The Criminal Division is committed to investigating and prosecuting cases involving entities and individuals who willfully violate the BSA – the integrity of our financial system depends on it. The Criminal Division does not seek to discourage financial institutions from serving money services business, or other lawful industries or businesses.
We recognize that most money services businesses, even those considered “high risk,” are engaged in lawful activity, often providing critical financial services to those who may otherwise be excluded from the formal financial system.
We also recognize that most financial institutions are fulfilling their BSA-related obligations by continuing to invest in anti-money laundering programs, training their employees to effectively identify and report suspicious activity, and cultivating collaborative relationships with one another and with law enforcement.
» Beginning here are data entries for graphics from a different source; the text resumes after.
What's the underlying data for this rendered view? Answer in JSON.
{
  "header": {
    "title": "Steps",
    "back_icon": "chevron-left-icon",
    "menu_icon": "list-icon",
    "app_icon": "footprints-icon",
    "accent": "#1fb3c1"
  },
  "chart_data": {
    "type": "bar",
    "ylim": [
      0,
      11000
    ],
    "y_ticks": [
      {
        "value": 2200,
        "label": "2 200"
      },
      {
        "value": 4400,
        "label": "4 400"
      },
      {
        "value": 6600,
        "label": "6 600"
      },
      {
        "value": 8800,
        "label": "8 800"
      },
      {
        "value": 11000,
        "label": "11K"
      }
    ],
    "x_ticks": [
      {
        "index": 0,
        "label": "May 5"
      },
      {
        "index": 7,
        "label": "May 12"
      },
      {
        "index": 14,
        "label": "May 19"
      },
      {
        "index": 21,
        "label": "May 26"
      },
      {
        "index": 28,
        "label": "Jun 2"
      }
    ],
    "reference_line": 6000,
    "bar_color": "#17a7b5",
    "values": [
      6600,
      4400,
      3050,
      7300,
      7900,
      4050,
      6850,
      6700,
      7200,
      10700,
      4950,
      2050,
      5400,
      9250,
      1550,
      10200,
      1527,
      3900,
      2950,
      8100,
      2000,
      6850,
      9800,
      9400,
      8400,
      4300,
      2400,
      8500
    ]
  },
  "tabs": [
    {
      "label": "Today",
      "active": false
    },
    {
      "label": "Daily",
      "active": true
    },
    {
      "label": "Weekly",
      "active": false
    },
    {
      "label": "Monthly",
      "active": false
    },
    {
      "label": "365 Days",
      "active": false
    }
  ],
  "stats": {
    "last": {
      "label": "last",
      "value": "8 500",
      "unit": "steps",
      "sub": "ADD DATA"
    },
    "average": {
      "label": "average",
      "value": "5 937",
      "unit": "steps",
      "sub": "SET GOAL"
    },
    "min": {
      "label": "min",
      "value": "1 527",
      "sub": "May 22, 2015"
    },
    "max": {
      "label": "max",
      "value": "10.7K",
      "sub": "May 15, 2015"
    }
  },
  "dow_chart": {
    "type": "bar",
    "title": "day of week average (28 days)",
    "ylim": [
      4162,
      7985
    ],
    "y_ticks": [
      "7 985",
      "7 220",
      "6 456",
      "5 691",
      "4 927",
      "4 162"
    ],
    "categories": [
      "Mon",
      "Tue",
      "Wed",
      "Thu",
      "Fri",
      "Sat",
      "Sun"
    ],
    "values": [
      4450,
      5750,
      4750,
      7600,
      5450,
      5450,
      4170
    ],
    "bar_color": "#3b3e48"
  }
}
As a result of these efforts, egregious conduct such as that in the MoneyGram and Belair cases is the exception, not the rule.
The keys for financial institutions banking money services businesses (and other potentially high-risk clients) are to: (1) know your customer; (2) understand the risks that a particular customer presents; (3) have an anti-money laundering program that works to effectively mitigate those risks; and (4) communicate with your regulators to ensure that the work you’re doing to mitigate those risks is sufficient.
All of us here today share the goal of ensuring a financial system free from illicit proceeds and criminal abuse. The Department of Justice recognizes that pursuit of that goal does not require perfection.
As noted in the FinCEN Statement on providing banking services to money services businesses, as a practical matter, it is not possible for a bank to detect and report all potentially illicit transactions that flow through an institution.
But financial institutions must develop systems to identify money laundering activity, pay attention to whether their money services business customers are engaged in suspicious activity, and report it if they are.
The Criminal Division is determined to hold both institutions and individuals accountable for criminal BSA violations. Enforcement of these laws is an important part of keeping America’s financial infrastructure free from criminal activity, while enabling access for legitimate and lawful businesses.
I am grateful for the opportunity to welcome you today, and am confident that this forum will prompt meaningful discussion regarding these important issues.